45「あッ!ま、待って下さい410!私もッ!私も今日は一日寝ていましたので何も記憶にありませんのですッ!寝惚けてたら此処に居たんですッ!お、置いてかないでぇえええーーーッッ!!」


これ以上ないほど取り乱しながら慌ててその場から我先にと逃げ出す410と45。
男の腕前をもってすれば十分に追い討つ事は可能ではあったが…例え敵であっても戦意無き者を狩るのは忍びない、と自身の矜持に従ってそのまま見逃すことにした。

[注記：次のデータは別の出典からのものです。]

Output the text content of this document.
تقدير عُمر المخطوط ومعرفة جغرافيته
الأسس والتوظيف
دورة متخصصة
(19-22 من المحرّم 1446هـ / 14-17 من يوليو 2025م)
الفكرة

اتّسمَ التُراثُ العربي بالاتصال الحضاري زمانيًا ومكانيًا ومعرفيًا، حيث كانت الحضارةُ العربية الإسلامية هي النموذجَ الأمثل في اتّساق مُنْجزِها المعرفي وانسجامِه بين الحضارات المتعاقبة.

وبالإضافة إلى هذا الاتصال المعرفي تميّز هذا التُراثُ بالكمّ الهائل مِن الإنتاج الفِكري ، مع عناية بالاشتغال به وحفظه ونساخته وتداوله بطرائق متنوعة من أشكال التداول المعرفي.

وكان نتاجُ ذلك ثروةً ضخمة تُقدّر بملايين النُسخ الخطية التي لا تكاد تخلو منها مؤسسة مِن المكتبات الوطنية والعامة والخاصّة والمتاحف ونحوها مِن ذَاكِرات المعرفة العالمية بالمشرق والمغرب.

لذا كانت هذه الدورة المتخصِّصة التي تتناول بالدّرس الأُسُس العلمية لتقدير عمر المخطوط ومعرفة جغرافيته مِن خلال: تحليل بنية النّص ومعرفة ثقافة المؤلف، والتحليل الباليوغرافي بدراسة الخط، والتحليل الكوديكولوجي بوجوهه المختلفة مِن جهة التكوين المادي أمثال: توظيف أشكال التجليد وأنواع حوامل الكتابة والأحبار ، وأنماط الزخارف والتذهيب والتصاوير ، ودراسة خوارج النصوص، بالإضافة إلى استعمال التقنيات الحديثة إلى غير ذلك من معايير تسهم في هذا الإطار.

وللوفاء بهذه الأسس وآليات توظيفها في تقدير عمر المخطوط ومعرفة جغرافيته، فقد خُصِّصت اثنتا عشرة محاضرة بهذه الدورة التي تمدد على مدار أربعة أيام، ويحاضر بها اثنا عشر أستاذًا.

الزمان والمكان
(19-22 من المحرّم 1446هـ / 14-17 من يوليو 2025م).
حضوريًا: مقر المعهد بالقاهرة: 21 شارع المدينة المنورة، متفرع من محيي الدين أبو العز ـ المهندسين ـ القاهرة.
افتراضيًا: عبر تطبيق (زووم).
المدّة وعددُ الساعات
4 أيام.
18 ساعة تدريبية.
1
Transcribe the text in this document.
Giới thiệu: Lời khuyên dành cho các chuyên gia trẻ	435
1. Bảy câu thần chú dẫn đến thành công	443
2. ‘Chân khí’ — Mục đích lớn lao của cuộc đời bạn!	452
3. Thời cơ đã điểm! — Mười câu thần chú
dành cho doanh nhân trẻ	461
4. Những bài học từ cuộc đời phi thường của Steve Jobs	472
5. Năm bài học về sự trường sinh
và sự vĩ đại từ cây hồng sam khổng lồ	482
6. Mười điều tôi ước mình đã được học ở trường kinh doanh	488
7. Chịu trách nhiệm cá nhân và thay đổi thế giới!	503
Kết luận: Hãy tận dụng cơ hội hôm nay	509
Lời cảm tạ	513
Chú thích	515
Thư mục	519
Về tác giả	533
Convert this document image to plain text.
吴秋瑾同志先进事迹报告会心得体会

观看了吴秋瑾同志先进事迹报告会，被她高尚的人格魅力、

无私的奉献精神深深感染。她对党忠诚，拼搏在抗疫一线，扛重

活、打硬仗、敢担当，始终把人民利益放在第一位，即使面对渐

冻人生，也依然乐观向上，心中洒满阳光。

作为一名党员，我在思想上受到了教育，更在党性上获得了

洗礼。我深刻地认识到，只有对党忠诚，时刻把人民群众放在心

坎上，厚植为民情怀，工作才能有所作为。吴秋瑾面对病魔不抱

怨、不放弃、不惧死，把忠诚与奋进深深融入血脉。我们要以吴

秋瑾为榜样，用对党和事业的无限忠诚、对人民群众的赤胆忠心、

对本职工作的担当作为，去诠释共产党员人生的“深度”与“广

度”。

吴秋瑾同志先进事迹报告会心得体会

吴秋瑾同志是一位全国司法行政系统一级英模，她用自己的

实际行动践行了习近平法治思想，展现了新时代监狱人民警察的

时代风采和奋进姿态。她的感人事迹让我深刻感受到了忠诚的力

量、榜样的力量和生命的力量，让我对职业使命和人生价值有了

???「…正に脱兎の如き逃げっぷりだな。まぁ、あれだけ脅しておけば二度と狙撃する気にはならないだろうし誰かに話すこともねぇだろ。……それにしても」


男は遥か遠方の建物の屋上で命の危機に晒されていたことなど露とも知らずにブルーの治療の様子を見守りつつ、イエローからの報告を受けていたうみねこセブンの面々へと視線を投げ、




???「………あの程度の未熟者の集まりが本当に俺達にとっての『希望』になるってのか?…頭痛がすらぁ」


失意に満ちた口調でそう言い捨てたのであった。